В ночь накануне битвы при Нандорфехерваре на противоположном берегу Дуная, у Зимони, подошедшие к осажденной крепости крестоносцы разжигают костры ради вящей славы христианства. С той стороны тысячи костров представляются безбрежным морем огня. Всякий раз, когда на другом берегу начинают играть турецкие трубы, крестоносцы поднимают умопомрачительный шум — свистят в свистки, дудят в дудки, бьют в барабаны, горшки, кастрюли и свои щиты, звенят колокольчиками. Они не любят однообразия.
Фанаты идут под бразильским флагом, скандируя футбольные слоганы. За ними следует колонна с образами святых и ведущих политиков. От святого Саввы до Вука Драшковича всего несколько шагов. Выступает активист оппозиции, которого вернули к жизни. Он все еще хочет умереть за правое дело. Но уже поздно. Излюбленные куклы на этом карнавальном шествии — красная обезьяна и Милошевич в полосатой робе. Перед кордоном рука об руку танцуют три поколения, все возбуждены, как дебютанты на сцене. Вполне вероятная угроза наказания делает их движения грубоэротичными. Тинэйджеры бацают рок-н-ролл, пенсионеры, нежно обнявшись, вальсируют. Школьницы дразнят ментов: потанцуем? Молодой омоновец: извините, мы не одеты для танцев. Темнеет, действие продолжается при свете зажигалок. Огоньки отражаются в щитках омоновских шлемов. В жилых домах вокруг свет то включается, то гаснет, на здании муниципалитета багрово горит звезда, на Дунае искрятся тонкие полупрозрачные льдины. Белград — город света.
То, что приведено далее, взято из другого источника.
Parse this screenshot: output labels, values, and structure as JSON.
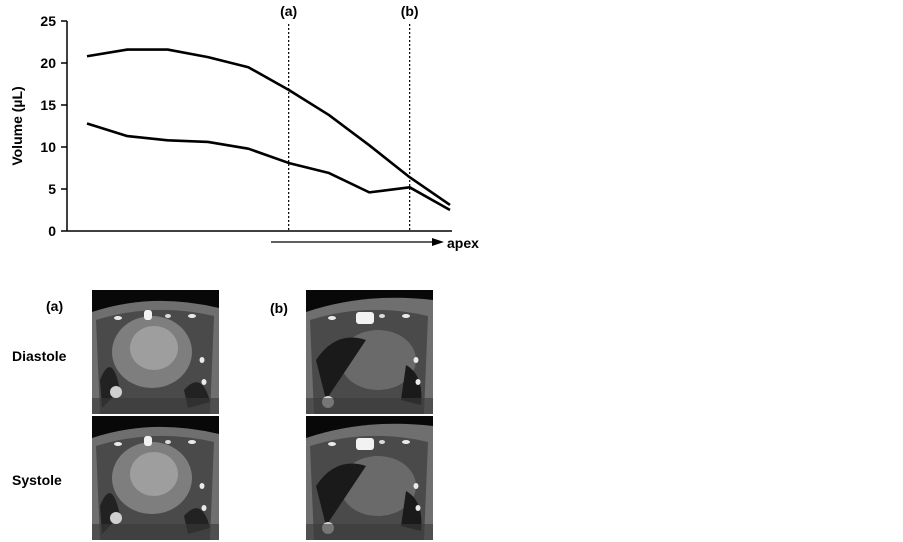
{
  "chart_data": {
    "type": "line",
    "ylabel": "Volume (µL)",
    "xlabel": "apex",
    "ylim": [
      0,
      25
    ],
    "yticks": [
      "0",
      "5",
      "10",
      "15",
      "20",
      "25"
    ],
    "x": [
      1,
      2,
      3,
      4,
      5,
      6,
      7,
      8,
      9,
      10
    ],
    "series": [
      {
        "values": [
          20.8,
          21.6,
          21.6,
          20.7,
          19.5,
          16.8,
          13.8,
          10.2,
          6.4,
          3.1
        ]
      },
      {
        "values": [
          12.8,
          11.3,
          10.8,
          10.6,
          9.8,
          8.1,
          6.9,
          4.6,
          5.2,
          2.5
        ]
      }
    ],
    "markers": [
      {
        "label": "(a)",
        "x": 6.0
      },
      {
        "label": "(b)",
        "x": 9.0
      }
    ],
    "grid": false
  },
  "panels": {
    "a_label": "(a)",
    "b_label": "(b)",
    "diastole_label": "Diastole",
    "systole_label": "Systole"
  }
}
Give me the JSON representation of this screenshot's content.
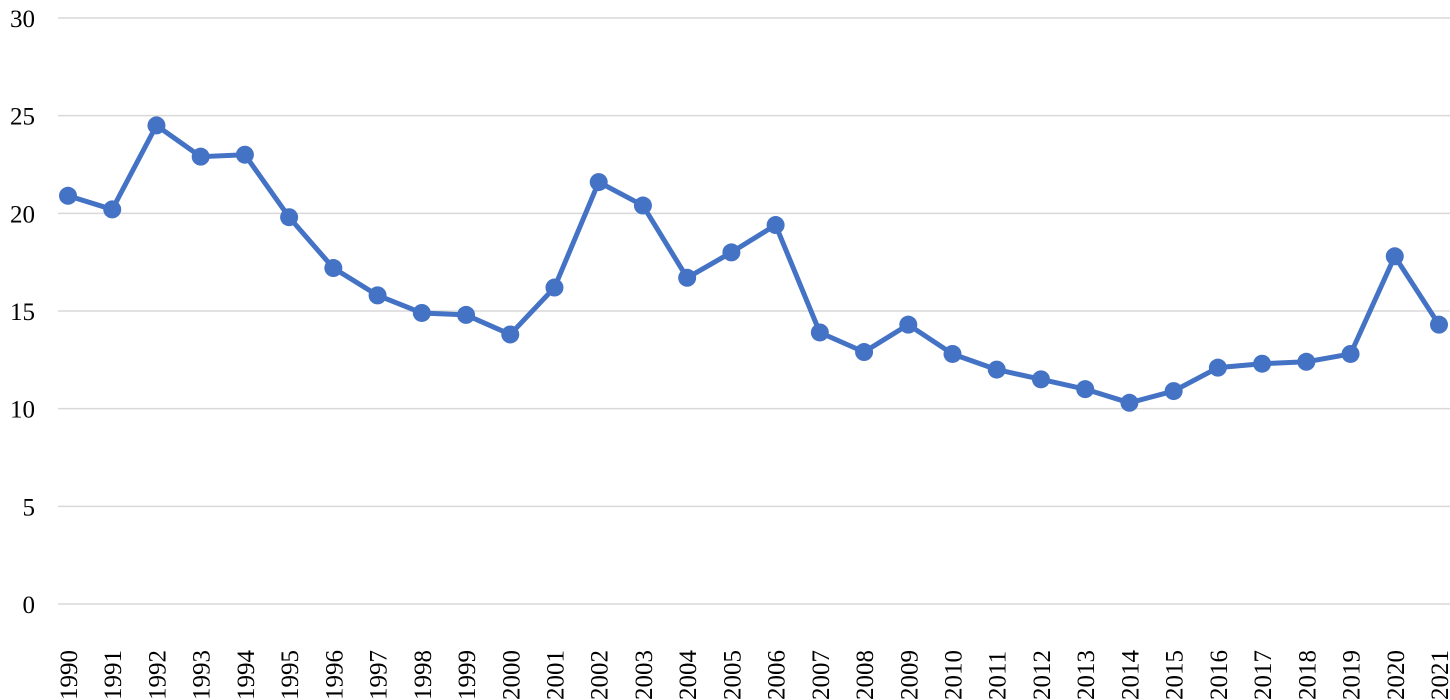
{
  "chart_data": {
    "type": "line",
    "title": "",
    "xlabel": "",
    "ylabel": "",
    "x": [
      "1990",
      "1991",
      "1992",
      "1993",
      "1994",
      "1995",
      "1996",
      "1997",
      "1998",
      "1999",
      "2000",
      "2001",
      "2002",
      "2003",
      "2004",
      "2005",
      "2006",
      "2007",
      "2008",
      "2009",
      "2010",
      "2011",
      "2012",
      "2013",
      "2014",
      "2015",
      "2016",
      "2017",
      "2018",
      "2019",
      "2020",
      "2021"
    ],
    "series": [
      {
        "values": [
          20.9,
          20.2,
          24.5,
          22.9,
          23.0,
          19.8,
          17.2,
          15.8,
          14.9,
          14.8,
          13.8,
          16.2,
          21.6,
          20.4,
          16.7,
          18.0,
          19.4,
          13.9,
          12.9,
          14.3,
          12.8,
          12.0,
          11.5,
          11.0,
          10.3,
          10.9,
          12.1,
          12.3,
          12.4,
          12.8,
          17.8,
          14.3
        ],
        "color": "#4472c4"
      }
    ],
    "ylim": [
      0,
      30
    ],
    "yticks": [
      "0",
      "5",
      "10",
      "15",
      "20",
      "25",
      "30"
    ],
    "grid": "horizontal",
    "legend": "none"
  }
}
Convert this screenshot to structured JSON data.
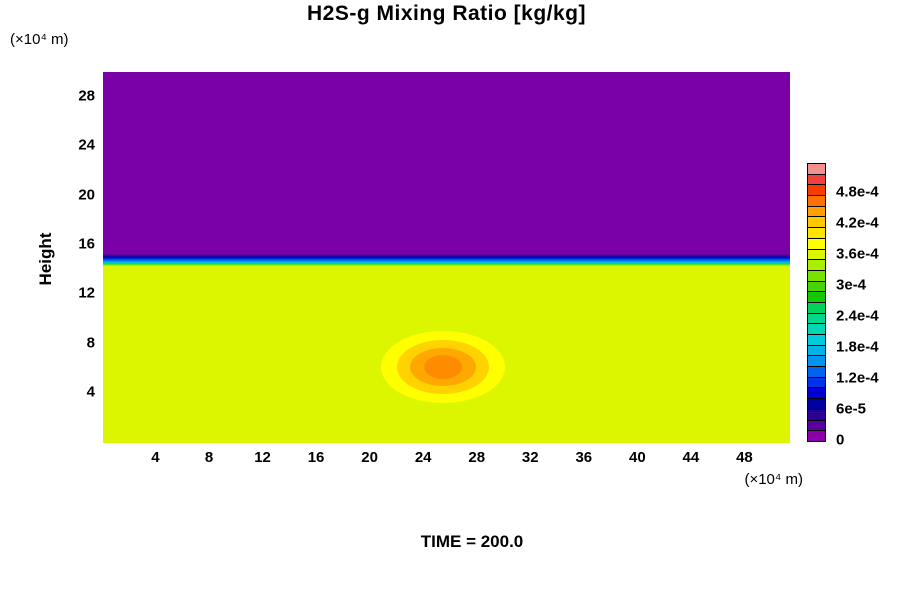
{
  "title": "H2S-g Mixing Ratio [kg/kg]",
  "time_label": "TIME = 200.0",
  "y_axis": {
    "label": "Height",
    "unit": "(×10⁴  m)",
    "ticks": [
      4,
      8,
      12,
      16,
      20,
      24,
      28
    ]
  },
  "x_axis": {
    "unit": "(×10⁴  m)",
    "ticks": [
      4,
      8,
      12,
      16,
      20,
      24,
      28,
      32,
      36,
      40,
      44,
      48
    ]
  },
  "colorbar": {
    "tick_labels": [
      "0",
      "6e-5",
      "1.2e-4",
      "1.8e-4",
      "2.4e-4",
      "3e-4",
      "3.6e-4",
      "4.2e-4",
      "4.8e-4"
    ],
    "cell_colors_bottom_to_top": [
      "#8A00A8",
      "#5A00A0",
      "#2A0096",
      "#0000A0",
      "#0000D2",
      "#0032E8",
      "#0064F0",
      "#0096F0",
      "#00B4E6",
      "#00CCDC",
      "#00D8B4",
      "#00D88C",
      "#00D25A",
      "#14C800",
      "#46D400",
      "#78E200",
      "#AAEE00",
      "#DCF600",
      "#FFFF00",
      "#FFE400",
      "#FFC800",
      "#FFA000",
      "#FF7000",
      "#F83C00",
      "#F04040",
      "#F29090"
    ]
  },
  "chart_data": {
    "type": "heatmap",
    "title": "H2S-g Mixing Ratio [kg/kg]",
    "xlabel": "(×10⁴ m)",
    "ylabel": "Height (×10⁴ m)",
    "xlim": [
      0,
      51.5
    ],
    "ylim": [
      0,
      30
    ],
    "x_ticks": [
      4,
      8,
      12,
      16,
      20,
      24,
      28,
      32,
      36,
      40,
      44,
      48
    ],
    "y_ticks": [
      4,
      8,
      12,
      16,
      20,
      24,
      28
    ],
    "time": 200.0,
    "legend_position": "right",
    "grid": false,
    "colorbar_range": [
      0,
      0.00052
    ],
    "colorbar_tick_values": [
      0,
      6e-05,
      0.00012,
      0.00018,
      0.00024,
      0.0003,
      0.00036,
      0.00042,
      0.00048
    ],
    "regions": [
      {
        "name": "upper-layer",
        "y_range": [
          15.3,
          30
        ],
        "value": 0,
        "color": "#7A00A8"
      },
      {
        "name": "interface-transition",
        "y_range": [
          14.2,
          15.3
        ],
        "value_range": [
          0.00035,
          0
        ]
      },
      {
        "name": "lower-layer",
        "y_range": [
          0,
          14.2
        ],
        "value": 0.00035,
        "color": "#DCF600"
      }
    ],
    "plume": {
      "center_x": 25.5,
      "center_y": 6.0,
      "contours": [
        {
          "value": 0.00036,
          "rx": 4.63,
          "ry": 2.92,
          "color": "#FFFF00"
        },
        {
          "value": 0.0004,
          "rx": 3.44,
          "ry": 2.19,
          "color": "#FFD200"
        },
        {
          "value": 0.00042,
          "rx": 2.47,
          "ry": 1.54,
          "color": "#FFA800"
        },
        {
          "value": 0.00044,
          "rx": 1.42,
          "ry": 0.97,
          "color": "#FF8C00"
        }
      ]
    }
  }
}
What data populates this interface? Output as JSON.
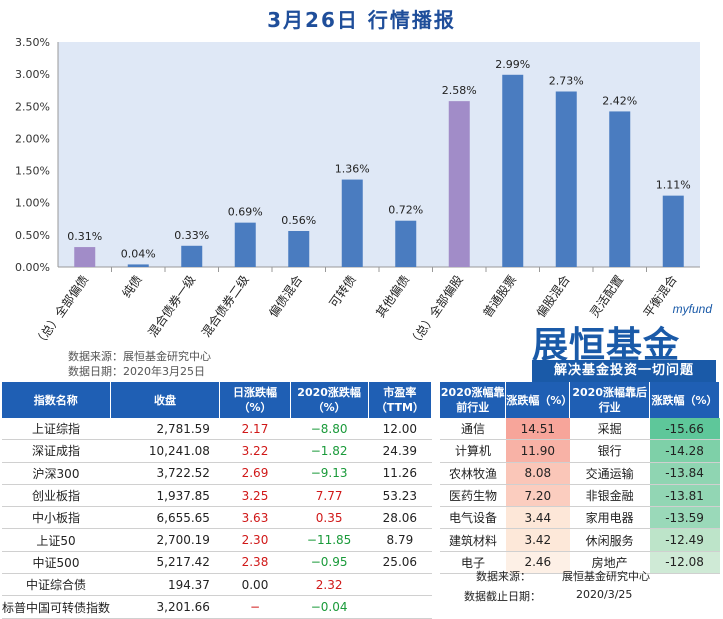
{
  "title": "3月26日  行情播报",
  "chart_data": {
    "type": "bar",
    "categories": [
      "（总）全部偏债",
      "纯债",
      "混合债券一级",
      "混合债券二级",
      "偏债混合",
      "可转债",
      "其他偏债",
      "（总）全部偏股",
      "普通股票",
      "偏股混合",
      "灵活配置",
      "平衡混合"
    ],
    "values": [
      0.31,
      0.04,
      0.33,
      0.69,
      0.56,
      1.36,
      0.72,
      2.58,
      2.99,
      2.73,
      2.42,
      1.11
    ],
    "data_labels": [
      "0.31%",
      "0.04%",
      "0.33%",
      "0.69%",
      "0.56%",
      "1.36%",
      "0.72%",
      "2.58%",
      "2.99%",
      "2.73%",
      "2.42%",
      "1.11%"
    ],
    "y_ticks": [
      "0.00%",
      "0.50%",
      "1.00%",
      "1.50%",
      "2.00%",
      "2.50%",
      "3.00%",
      "3.50%"
    ],
    "ylim": [
      0,
      3.5
    ],
    "colors": [
      "#a18cc8",
      "#4a7cc0",
      "#4a7cc0",
      "#4a7cc0",
      "#4a7cc0",
      "#4a7cc0",
      "#4a7cc0",
      "#a18cc8",
      "#4a7cc0",
      "#4a7cc0",
      "#4a7cc0",
      "#4a7cc0"
    ],
    "plot_bg": "#dfe8f6"
  },
  "source": {
    "line1": "数据来源：展恒基金研究中心",
    "line2": "数据日期：2020年3月25日"
  },
  "logo": {
    "small": "myfund",
    "big": "展恒基金",
    "slogan": "解决基金投资一切问题"
  },
  "index_table": {
    "headers": [
      "指数名称",
      "收盘",
      "日涨跌幅（%）",
      "2020涨跌幅（%）",
      "市盈率（TTM）"
    ],
    "rows": [
      {
        "name": "上证综指",
        "close": "2,781.59",
        "day": "2.17",
        "day_c": "red",
        "ytd": "−8.80",
        "ytd_c": "green",
        "pe": "12.00"
      },
      {
        "name": "深证成指",
        "close": "10,241.08",
        "day": "3.22",
        "day_c": "red",
        "ytd": "−1.82",
        "ytd_c": "green",
        "pe": "24.39"
      },
      {
        "name": "沪深300",
        "close": "3,722.52",
        "day": "2.69",
        "day_c": "red",
        "ytd": "−9.13",
        "ytd_c": "green",
        "pe": "11.26"
      },
      {
        "name": "创业板指",
        "close": "1,937.85",
        "day": "3.25",
        "day_c": "red",
        "ytd": "7.77",
        "ytd_c": "red",
        "pe": "53.23"
      },
      {
        "name": "中小板指",
        "close": "6,655.65",
        "day": "3.63",
        "day_c": "red",
        "ytd": "0.35",
        "ytd_c": "red",
        "pe": "28.06"
      },
      {
        "name": "上证50",
        "close": "2,700.19",
        "day": "2.30",
        "day_c": "red",
        "ytd": "−11.85",
        "ytd_c": "green",
        "pe": "8.79"
      },
      {
        "name": "中证500",
        "close": "5,217.42",
        "day": "2.38",
        "day_c": "red",
        "ytd": "−0.95",
        "ytd_c": "green",
        "pe": "25.06"
      },
      {
        "name": "中证综合债",
        "close": "194.37",
        "day": "0.00",
        "day_c": "black",
        "ytd": "2.32",
        "ytd_c": "red",
        "pe": ""
      },
      {
        "name": "标普中国可转债指数",
        "close": "3,201.66",
        "day": "−",
        "day_c": "red",
        "ytd": "−0.04",
        "ytd_c": "green",
        "pe": ""
      }
    ]
  },
  "industry_table": {
    "headers": [
      "2020涨幅靠前行业",
      "涨跌幅（%）",
      "2020涨幅靠后行业",
      "涨跌幅（%）"
    ],
    "rows": [
      {
        "top": "通信",
        "top_v": "14.51",
        "top_bg": "#f7a59a",
        "bot": "采掘",
        "bot_v": "-15.66",
        "bot_bg": "#5ec79a"
      },
      {
        "top": "计算机",
        "top_v": "11.90",
        "top_bg": "#f8b2a6",
        "bot": "银行",
        "bot_v": "-14.28",
        "bot_bg": "#7ed0a8"
      },
      {
        "top": "农林牧渔",
        "top_v": "8.08",
        "top_bg": "#fac6b8",
        "bot": "交通运输",
        "bot_v": "-13.84",
        "bot_bg": "#8fd5b2"
      },
      {
        "top": "医药生物",
        "top_v": "7.20",
        "top_bg": "#fbcdbf",
        "bot": "非银金融",
        "bot_v": "-13.81",
        "bot_bg": "#92d6b4"
      },
      {
        "top": "电气设备",
        "top_v": "3.44",
        "top_bg": "#fde7d8",
        "bot": "家用电器",
        "bot_v": "-13.59",
        "bot_bg": "#9ad9b9"
      },
      {
        "top": "建筑材料",
        "top_v": "3.42",
        "top_bg": "#fde8d9",
        "bot": "休闲服务",
        "bot_v": "-12.49",
        "bot_bg": "#bde4c9"
      },
      {
        "top": "电子",
        "top_v": "2.46",
        "top_bg": "#fdf0e6",
        "bot": "房地产",
        "bot_v": "-12.08",
        "bot_bg": "#cfead6"
      }
    ],
    "foot1_label": "数据来源：",
    "foot1_value": "展恒基金研究中心",
    "foot2_label": "数据截止日期：",
    "foot2_value": "2020/3/25"
  }
}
В Боснии у пленных саудовцев нашли пачку фотографий с отрезанными головами. Они коллекционировали только фотки, не головы. Отделенные от туловища, летящие, катящиеся головы, умиротворенные лица, гневные лица. На допросе они сказали, что сохранили негативы только как доказательства, сами они не убийцы. Просто хобби у них такое. Охотники за головами или любители фотографии? Выбрать объект, поймать миг между жизнью и смертью, навести на резкость. Смотри сюда, голова, сейчас птичка вылетит.